Demo: Switch/Case Discovery
The static analysis is adept and finding switch statements and their corresponding jump tables, but with considerable effort it can be fooled into missing a case. If a new case is observed at runtime, analysis is updated:
Demo: Unfound Call Site
If a function is purposely hidden, analysis might miss it. But during runtime, analysis can be told the address of call destinations, informing function search.
Prior to the call ebx, address 0x100000f25 is just data. But once this instruction is reached, Binja wisens up:
Demo: Indirect Jump Annotation
With the debugger.extra_annotations setting, function starts get annotated with context information and targets of indirect calls are logged as comments:
Demo: Connect to MAME
TODO, probably dreaming
Demo: Count Opcodes
The UI is not the exclusive consumer of BNDP's API. You can write "headless" scripts too. Here's a simple example that runs md5 and single-steps while counting all the opcodes executed:
Demo: CLI Debugger
The headless API is complete enough that a respectable little CLI debugger can be made in a few hundred lines.
Multiplatform Architecture
BNDP can connect to three backends: gdb, lldb, and dbgeng. The target is decoupled from BNDP in the first two modes, communicating with RSP protocol over a socket. Theoretically any platform for which a gdbserver exists can be debugged. In dbgeng mode, BNDP is runtime linked to Windows debugger engine and can debug local binaries.
Supported Platforms
BNDP is tested on x64-linux, arm-android and aarch64-android binaries in gdb mode, x64-macos binaries in lldb mode, and x64-windows binaries in dbgeng mode.
You should have success on the 32-bit x86 versions of the above binaries, but they're not as rigorously tested as 64-bit.
Adapter Classes: Generalizing Backends
Each of the adapters is expected to provide some primitive operations, like reading registers, stepping, breakpoints, etc. The comprehensive, but still short, list is the abstract functions in class DebugAdapter in DebugAdapter.py.

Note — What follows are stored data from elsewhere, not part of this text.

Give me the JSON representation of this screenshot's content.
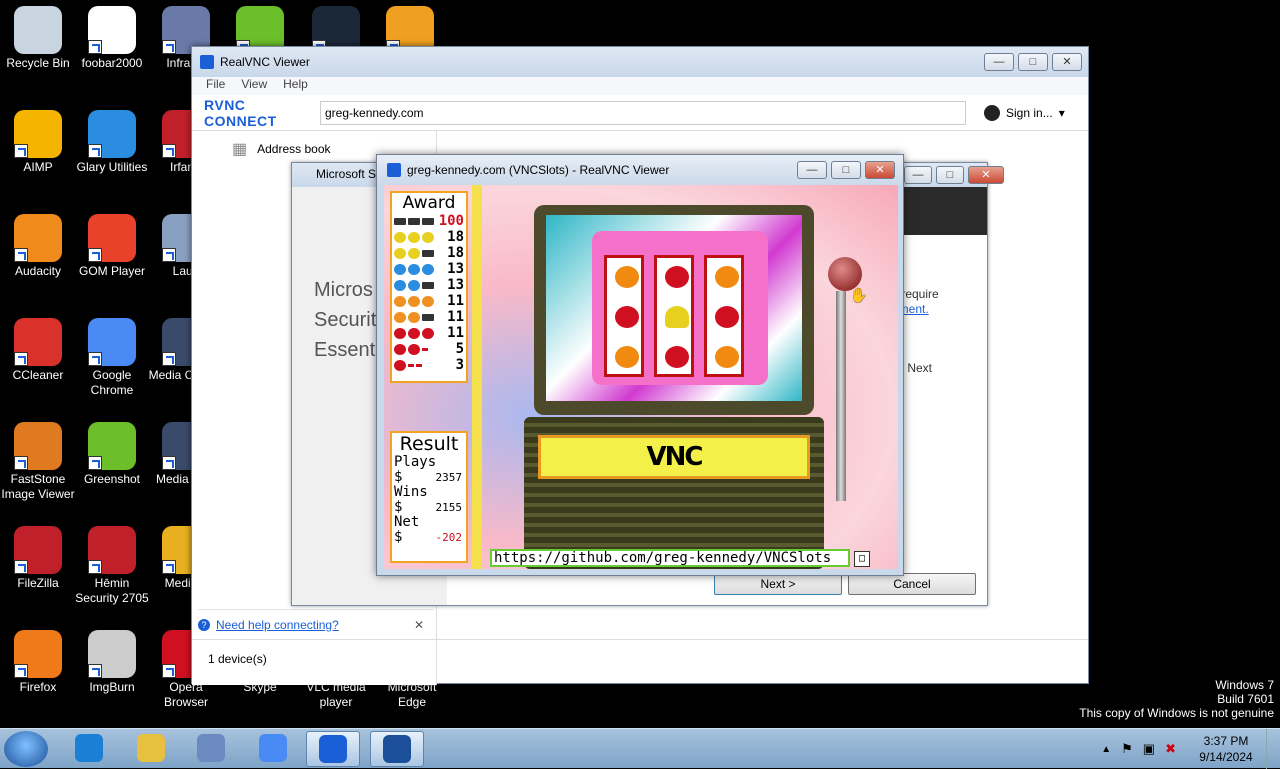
{
  "desktop": {
    "icons": [
      {
        "label": "Recycle Bin",
        "icon": "recycle-bin-icon",
        "color": "#c8d4e0"
      },
      {
        "label": "foobar2000",
        "icon": "foobar-icon",
        "color": "#ffffff"
      },
      {
        "label": "InfraRe",
        "icon": "infrarecorder-icon",
        "color": "#6a7aa8"
      },
      {
        "label": "",
        "icon": "green-app-icon",
        "color": "#6bbf2a"
      },
      {
        "label": "",
        "icon": "steam-icon",
        "color": "#1b2838"
      },
      {
        "label": "",
        "icon": "winamp-icon",
        "color": "#f0a020"
      },
      {
        "label": "AIMP",
        "icon": "aimp-icon",
        "color": "#f5b400"
      },
      {
        "label": "Glary Utilities",
        "icon": "glary-icon",
        "color": "#2a8de0"
      },
      {
        "label": "IrfanV",
        "icon": "irfanview-icon",
        "color": "#c0202a"
      },
      {
        "label": "Audacity",
        "icon": "audacity-icon",
        "color": "#f08a1a"
      },
      {
        "label": "GOM Player",
        "icon": "gom-player-icon",
        "color": "#e8432a"
      },
      {
        "label": "Laun",
        "icon": "launcher-icon",
        "color": "#8aa0c0"
      },
      {
        "label": "CCleaner",
        "icon": "ccleaner-icon",
        "color": "#d8322a"
      },
      {
        "label": "Google Chrome",
        "icon": "chrome-icon",
        "color": "#4a8af4"
      },
      {
        "label": "Media Classic",
        "icon": "media-player-classic-icon",
        "color": "#3a4a6a"
      },
      {
        "label": "FastStone Image Viewer",
        "icon": "faststone-icon",
        "color": "#e07a20"
      },
      {
        "label": "Greenshot",
        "icon": "greenshot-icon",
        "color": "#6cbf2a"
      },
      {
        "label": "Media Clas",
        "icon": "media-player-classic-icon",
        "color": "#3a4a6a"
      },
      {
        "label": "FileZilla",
        "icon": "filezilla-icon",
        "color": "#c0202a"
      },
      {
        "label": "Hēmin Security 2705",
        "icon": "hemin-security-icon",
        "color": "#c0202a"
      },
      {
        "label": "MediaM",
        "icon": "mediamonkey-icon",
        "color": "#e8b020"
      },
      {
        "label": "Firefox",
        "icon": "firefox-icon",
        "color": "#f07a1a"
      },
      {
        "label": "ImgBurn",
        "icon": "imgburn-icon",
        "color": "#cccccc"
      },
      {
        "label": "Opera Browser",
        "icon": "opera-icon",
        "color": "#d01020"
      },
      {
        "label": "Skype",
        "icon": "skype-icon",
        "color": "#00aff0"
      },
      {
        "label": "VLC media player",
        "icon": "vlc-icon",
        "color": "#f08a1a"
      },
      {
        "label": "Microsoft Edge",
        "icon": "edge-icon",
        "color": "#2a8de0"
      }
    ]
  },
  "vnc_main": {
    "title": "RealVNC Viewer",
    "menu": [
      "File",
      "View",
      "Help"
    ],
    "brand": "RVNC CONNECT",
    "address_value": "greg-kennedy.com",
    "sign_in": "Sign in...",
    "address_book": "Address book",
    "help_link": "Need help connecting?",
    "device_count": "1 device(s)"
  },
  "mse": {
    "title": "Microsoft S",
    "heading": [
      "Micros",
      "Securit",
      "Essenti"
    ],
    "note_line1": "y require",
    "note_link": "ement.",
    "click_next": "ck Next",
    "next_button": "Next >",
    "cancel_button": "Cancel"
  },
  "slots_window": {
    "title": "greg-kennedy.com (VNCSlots) - RealVNC Viewer",
    "award": {
      "title": "Award",
      "rows": [
        {
          "symbols": [
            "bar",
            "bar",
            "bar"
          ],
          "colors": [
            "#333333",
            "#333333",
            "#333333"
          ],
          "value": "100"
        },
        {
          "symbols": [
            "bell",
            "bell",
            "bell"
          ],
          "colors": [
            "#e8d020",
            "#e8d020",
            "#e8d020"
          ],
          "value": "18"
        },
        {
          "symbols": [
            "bell",
            "bell",
            "bar"
          ],
          "colors": [
            "#e8d020",
            "#e8d020",
            "#333333"
          ],
          "value": "18"
        },
        {
          "symbols": [
            "plum",
            "plum",
            "plum"
          ],
          "colors": [
            "#2a8de0",
            "#2a8de0",
            "#2a8de0"
          ],
          "value": "13"
        },
        {
          "symbols": [
            "plum",
            "plum",
            "bar"
          ],
          "colors": [
            "#2a8de0",
            "#2a8de0",
            "#333333"
          ],
          "value": "13"
        },
        {
          "symbols": [
            "orange",
            "orange",
            "orange"
          ],
          "colors": [
            "#f09020",
            "#f09020",
            "#f09020"
          ],
          "value": "11"
        },
        {
          "symbols": [
            "orange",
            "orange",
            "bar"
          ],
          "colors": [
            "#f09020",
            "#f09020",
            "#333333"
          ],
          "value": "11"
        },
        {
          "symbols": [
            "cherry",
            "cherry",
            "cherry"
          ],
          "colors": [
            "#d01020",
            "#d01020",
            "#d01020"
          ],
          "value": "11"
        },
        {
          "symbols": [
            "cherry",
            "cherry",
            "any"
          ],
          "colors": [
            "#d01020",
            "#d01020",
            "#d01020"
          ],
          "value": "5"
        },
        {
          "symbols": [
            "cherry",
            "any",
            "any"
          ],
          "colors": [
            "#d01020",
            "#d01020",
            "#d01020"
          ],
          "value": "3"
        }
      ]
    },
    "result": {
      "title": "Result",
      "plays_label": "Plays",
      "plays_value": "2357",
      "wins_label": "Wins",
      "wins_value": "2155",
      "net_label": "Net",
      "net_value": "-202",
      "currency": "$"
    },
    "reels": [
      [
        "orange",
        "cherry",
        "orange"
      ],
      [
        "cherry",
        "bell",
        "cherry"
      ],
      [
        "orange",
        "cherry",
        "orange"
      ]
    ],
    "reel_colors": {
      "orange": "#f08a10",
      "cherry": "#d01020",
      "bell": "#e8d020"
    },
    "logo": "VNC",
    "url": "https://github.com/greg-kennedy/VNCSlots"
  },
  "watermark": {
    "line1": "Windows 7",
    "line2": "Build 7601",
    "line3": "This copy of Windows is not genuine"
  },
  "taskbar": {
    "time": "3:37 PM",
    "date": "9/14/2024",
    "apps": [
      "ie-icon",
      "explorer-icon",
      "media-player-icon",
      "chrome-icon",
      "realvnc-icon",
      "mse-icon"
    ]
  }
}
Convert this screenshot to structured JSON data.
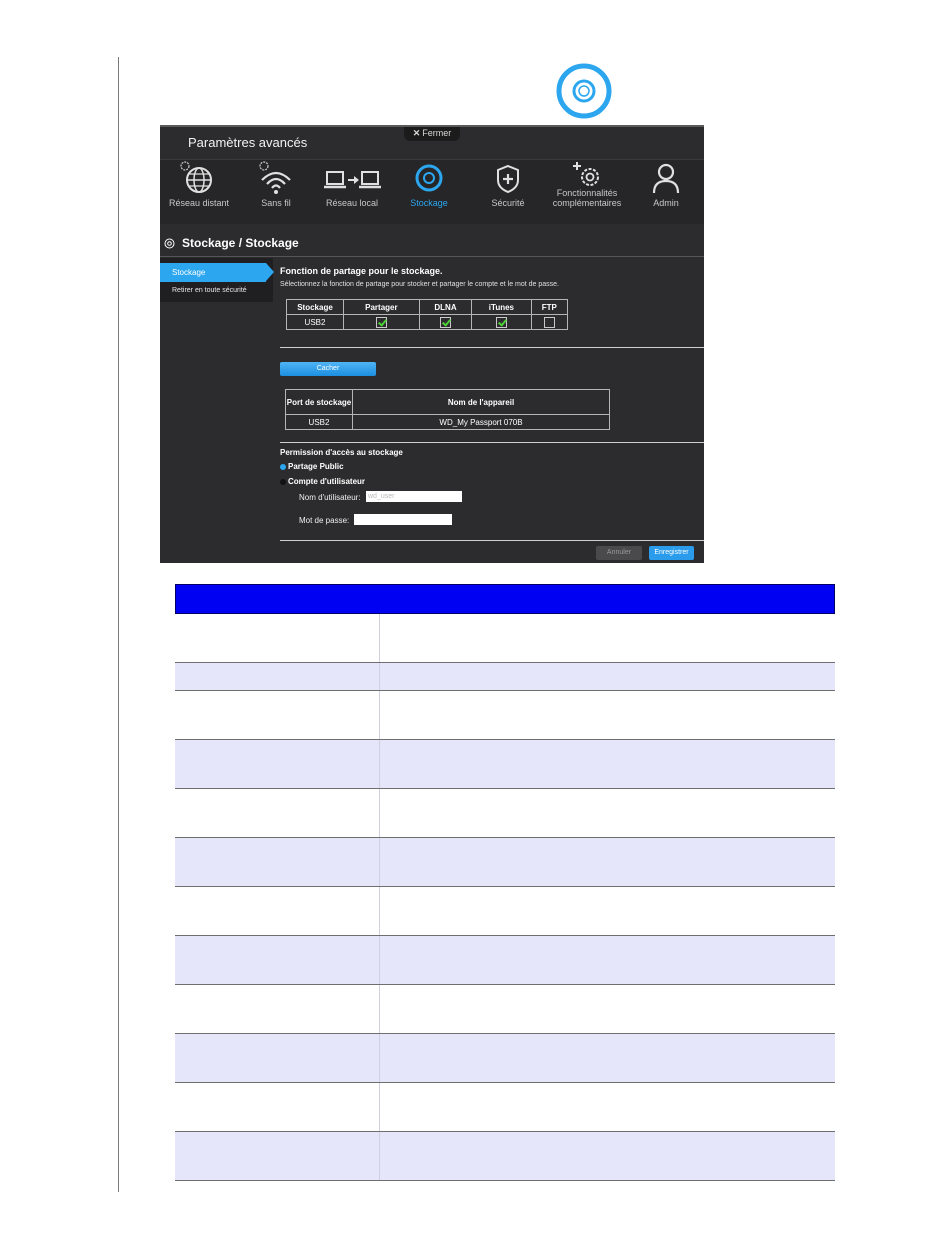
{
  "header_icon": "storage-disc-icon",
  "app": {
    "close_label": "Fermer",
    "title": "Paramètres avancés"
  },
  "nav": [
    {
      "label": "Réseau distant",
      "icon": "globe-gear-icon"
    },
    {
      "label": "Sans fil",
      "icon": "wifi-gear-icon"
    },
    {
      "label": "Réseau local",
      "icon": "laptop-to-laptop-icon"
    },
    {
      "label": "Stockage",
      "icon": "storage-disc-icon",
      "active": true
    },
    {
      "label": "Sécurité",
      "icon": "shield-plus-icon"
    },
    {
      "label": "Fonctionnalités complémentaires",
      "icon": "gears-plus-icon"
    },
    {
      "label": "Admin",
      "icon": "user-icon"
    }
  ],
  "page": {
    "title": "Stockage / Stockage"
  },
  "sidebar": {
    "items": [
      {
        "label": "Stockage",
        "active": true
      },
      {
        "label": "Retirer en toute  sécurité"
      }
    ]
  },
  "sharing": {
    "heading": "Fonction de partage pour le stockage.",
    "subtext": "Sélectionnez la fonction de partage pour stocker et partager le compte et le mot de passe.",
    "columns": [
      "Stockage",
      "Partager",
      "DLNA",
      "iTunes",
      "FTP"
    ],
    "row": {
      "storage": "USB2",
      "partager": true,
      "dlna": true,
      "itunes": true,
      "ftp": false
    }
  },
  "devices": {
    "hide_button": "Cacher",
    "columns": [
      "Port de stockage",
      "Nom de l'appareil"
    ],
    "rows": [
      {
        "port": "USB2",
        "name": "WD_My Passport 070B"
      }
    ]
  },
  "permission": {
    "heading": "Permission d'accès au stockage",
    "public_label": "Partage Public",
    "account_label": "Compte d'utilisateur",
    "username_label": "Nom d'utilisateur:",
    "username_value": "wd_user",
    "password_label": "Mot de passe:",
    "password_value": ""
  },
  "footer": {
    "cancel": "Annuler",
    "save": "Enregistrer"
  },
  "colors": {
    "accent": "#2ba6ef",
    "doc_header": "#0000f2",
    "row_alt": "#e6e6fa"
  }
}
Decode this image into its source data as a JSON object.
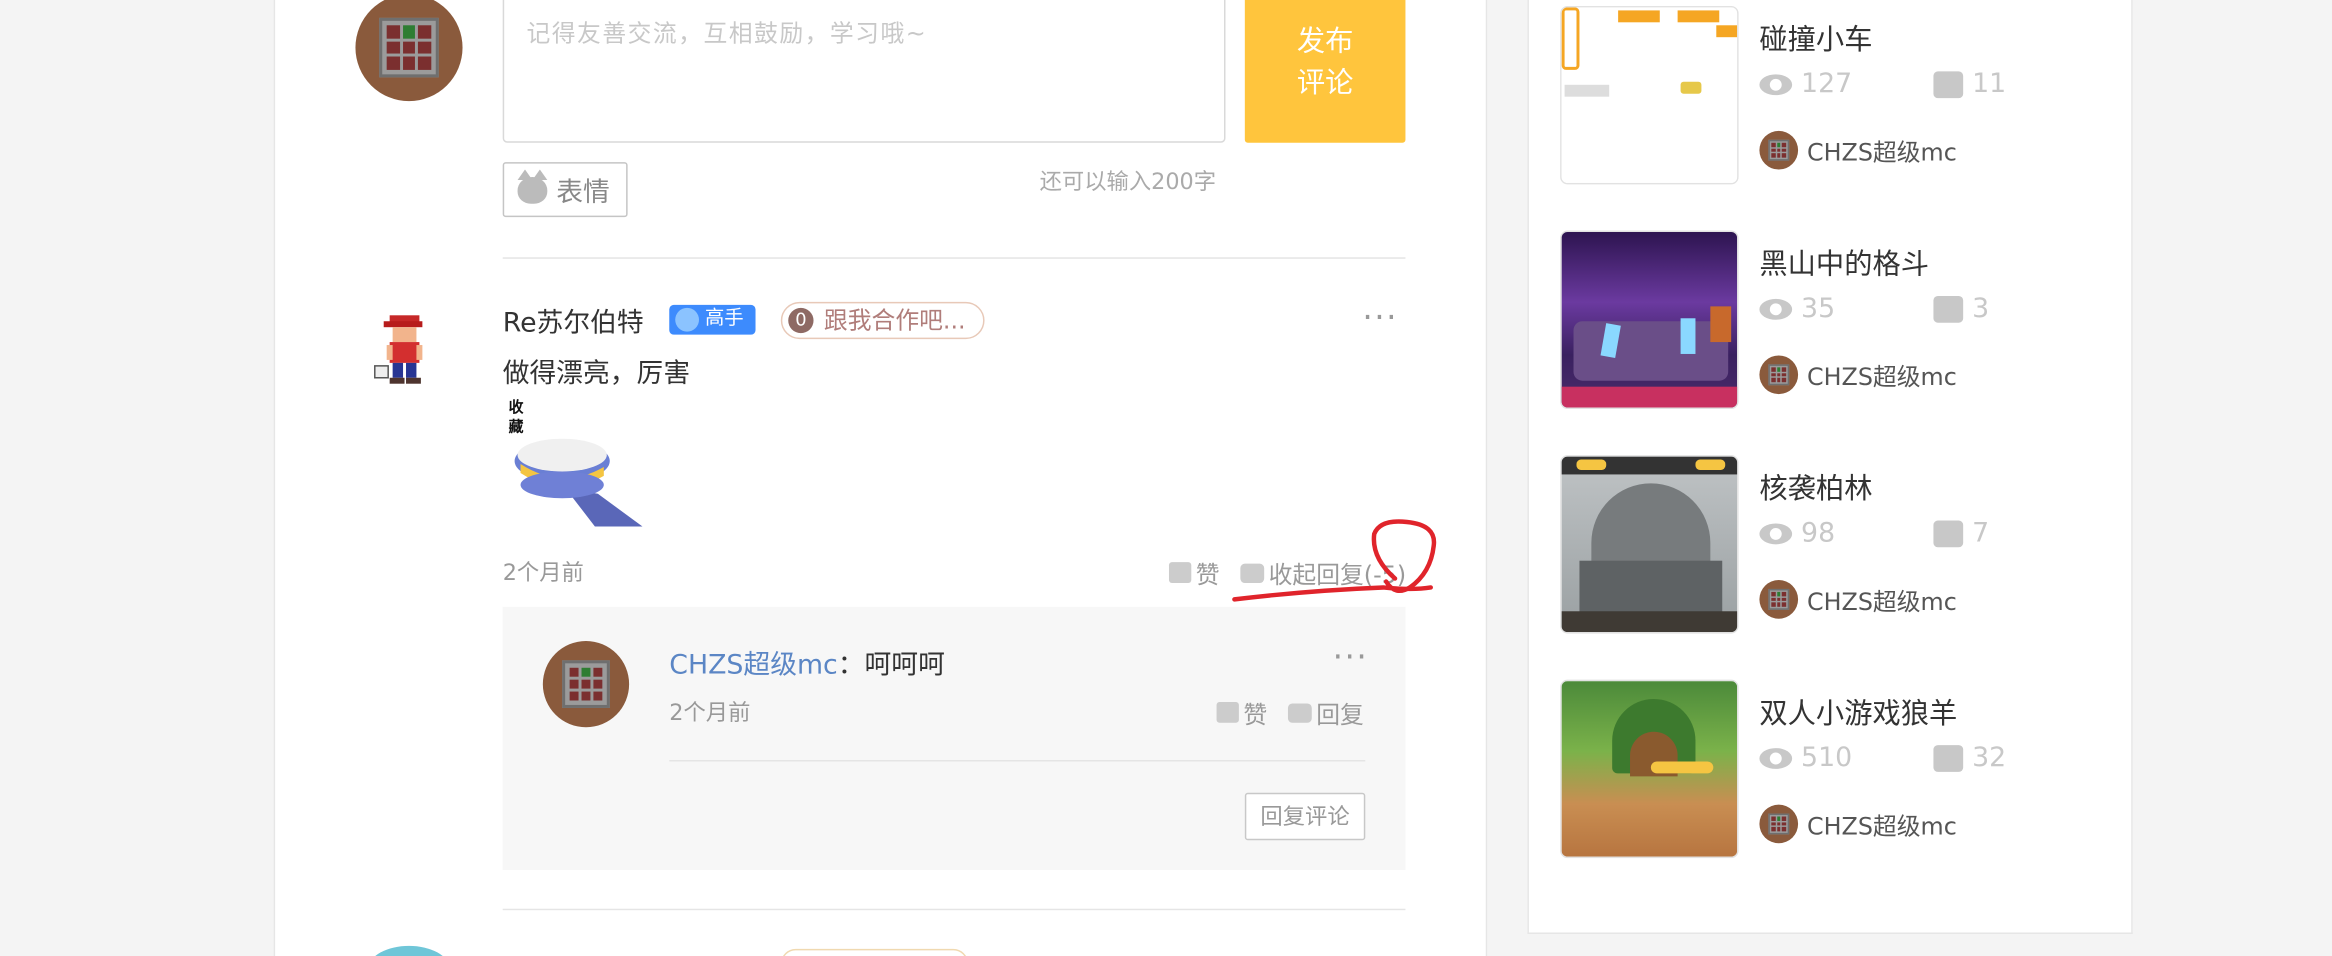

With classes and inheritance, we're able to factor out common behavior among adapters. For instance, GDB and LLDB have much in common, with LLDB speaking an augmented RSP protocol. The current class diagram has plenty of room for an additional adapter and its corresponding backend:
Higher level operations like "step over" are provided by some backends (like dbgeng) but not others (like gdb and lldb). For these, the operation is synthesized with primitive operations. "Step over" might involve disassembling to detect call or loop instructions and setting a one-shot breakpoint. "Go up" might involve reading the stack and setting a one-shot breakpoint at the return address.